NI es una revista de Oxford, Inglaterra, que aborda temáticas relacionadas con la injusticia, la pobreza y las diferencias existentes en el mundo. Sus artículos analizan las relaciones entre la riqueza y pobreza, las cuestiones sobre inmigración, y aporta ideas y soluciones sobre cómo accionar para luchar por un desarrollo mundial más justo. Eran las ideas que compartía Héctor. Cuando escribí a su editor, este me dio el correo de un redactor de aquella época, Peter Stalker que le encargaba los dibujos para ilustrar las notas de tapa. Peter trabaja ahora en Indonesia y desde allí me mandó un texto muy emotivo sobre su relación con él. Recuerdo que en el último párrafo decía que cuando estaba en su casa en Oxford siempre se despertaba mirando un afiche de Héctor que tenía en su cuarto. Así que le pedí que cuando viajara a Inglaterra lo fotografiara y ahora ilustra el libro.

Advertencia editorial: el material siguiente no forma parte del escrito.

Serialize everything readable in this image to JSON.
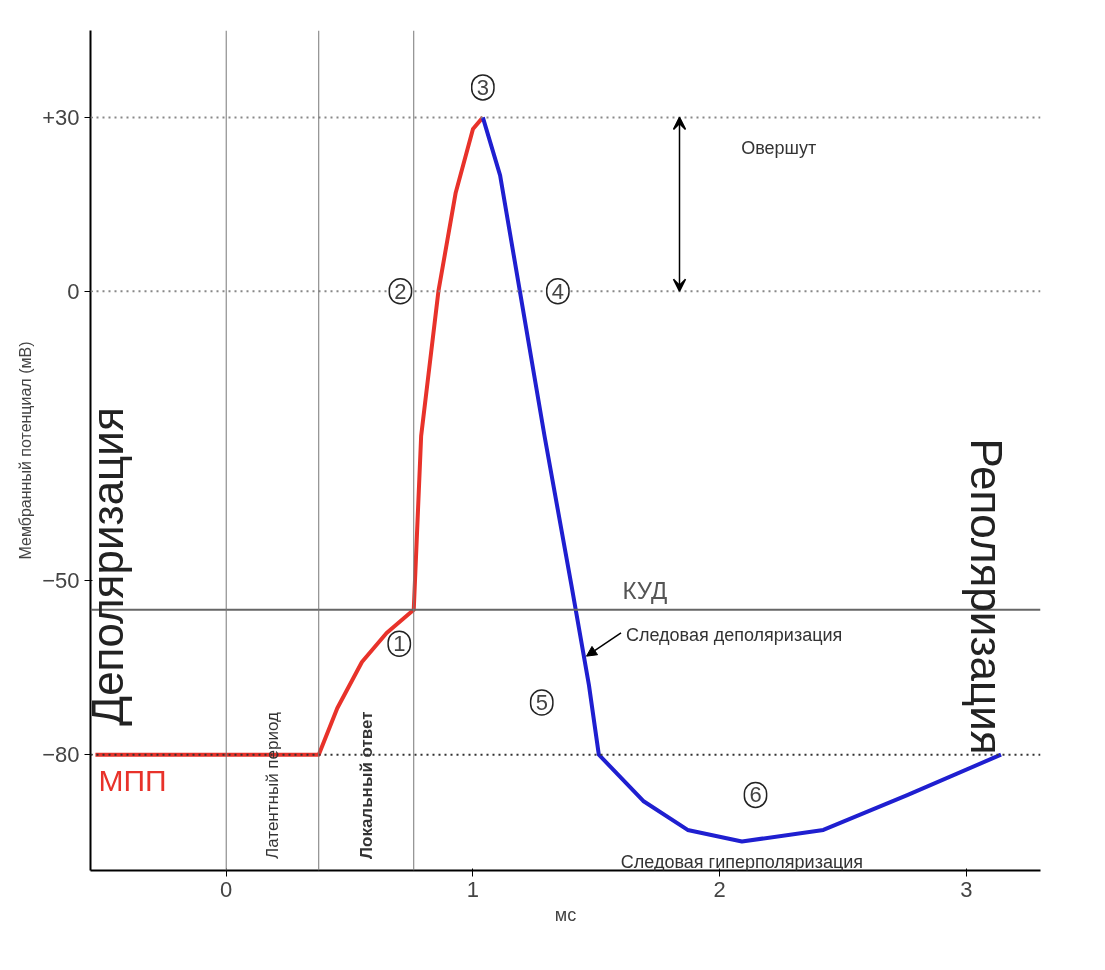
{
  "chart_data": {
    "type": "line",
    "ylabel": "Мембранный потенциал (мВ)",
    "xlabel": "мс",
    "xlim": [
      -0.55,
      3.3
    ],
    "ylim": [
      -100,
      45
    ],
    "xticks": [
      0,
      1,
      2,
      3
    ],
    "yticks": [
      {
        "value": 30,
        "label": "+30"
      },
      0,
      -50,
      -80
    ],
    "grid": false,
    "series": [
      {
        "color": "#e8322a",
        "x": [
          -0.53,
          0.375,
          0.45,
          0.55,
          0.65,
          0.76,
          0.79,
          0.86,
          0.93,
          1.0,
          1.04
        ],
        "values": [
          -80,
          -80,
          -72,
          -64,
          -59,
          -55,
          -25,
          0,
          17,
          28,
          30
        ]
      },
      {
        "color": "#1f1fd0",
        "x": [
          1.04,
          1.11,
          1.19,
          1.29,
          1.4,
          1.47,
          1.51,
          1.69,
          1.87,
          2.09,
          2.42,
          2.76,
          3.14
        ],
        "values": [
          30,
          20,
          0,
          -25,
          -51,
          -68,
          -80,
          -88,
          -93,
          -95,
          -93,
          -87,
          -80
        ]
      }
    ],
    "ref_lines": [
      {
        "axis": "y",
        "value": 30,
        "line_style": "dotted",
        "color": "#888888"
      },
      {
        "axis": "y",
        "value": 0,
        "line_style": "dotted",
        "color": "#888888"
      },
      {
        "axis": "y",
        "value": -80,
        "line_style": "dotted",
        "color": "#333333",
        "label": "МПП"
      },
      {
        "axis": "y",
        "value": -55,
        "line_style": "solid",
        "color": "#666666",
        "label": "КУД"
      },
      {
        "axis": "x",
        "value": 0,
        "line_style": "solid",
        "color": "#777777"
      },
      {
        "axis": "x",
        "value": 0.375,
        "line_style": "solid",
        "color": "#777777"
      },
      {
        "axis": "x",
        "value": 0.76,
        "line_style": "solid",
        "color": "#777777"
      }
    ],
    "annotations": [
      "Деполяризация",
      "Реполяризация",
      "Латентный период",
      "Локальный ответ",
      "Овершут",
      {
        "text": "Следовая деполяризация",
        "x": 1.45,
        "y": -63
      },
      {
        "text": "Следовая гиперполяризация",
        "x": 2.09,
        "y": -95
      },
      "1",
      {
        "text": "2",
        "x": 0.86,
        "y": 0
      },
      {
        "text": "3",
        "x": 1.04,
        "y": 30
      },
      {
        "text": "4",
        "x": 1.19,
        "y": 0
      },
      "5",
      "6"
    ]
  }
}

Una biografía es, inevitablemente un texto polifónico. En mi libro están las voces de todos los que quisieron recordarlo. Amigos y conocidos de Bragado, poetas, periodistas y artistas plásticos vinculados en distintas épocas. Fue un verdadero lujo hacer este libro: hablar con un pintor tan importante como Luis Felipe Noé en su casa taller de Buenos Aires, rodeado de su obra maravillosa, dialogar con Quino, el genial creador de Mafalda, cruzar mails con los editores de la revista New Internationalist, con poetas reconocidísimos como Máximo Simpson o Luisa Futoransky. Hablar a París y escuchar sus rumores a través del teléfono. De todo hubo en esta búsqueda. Ahora, Mariano Gerbino proyecta una película sobre Cattolica. La historia, entonces, continuará.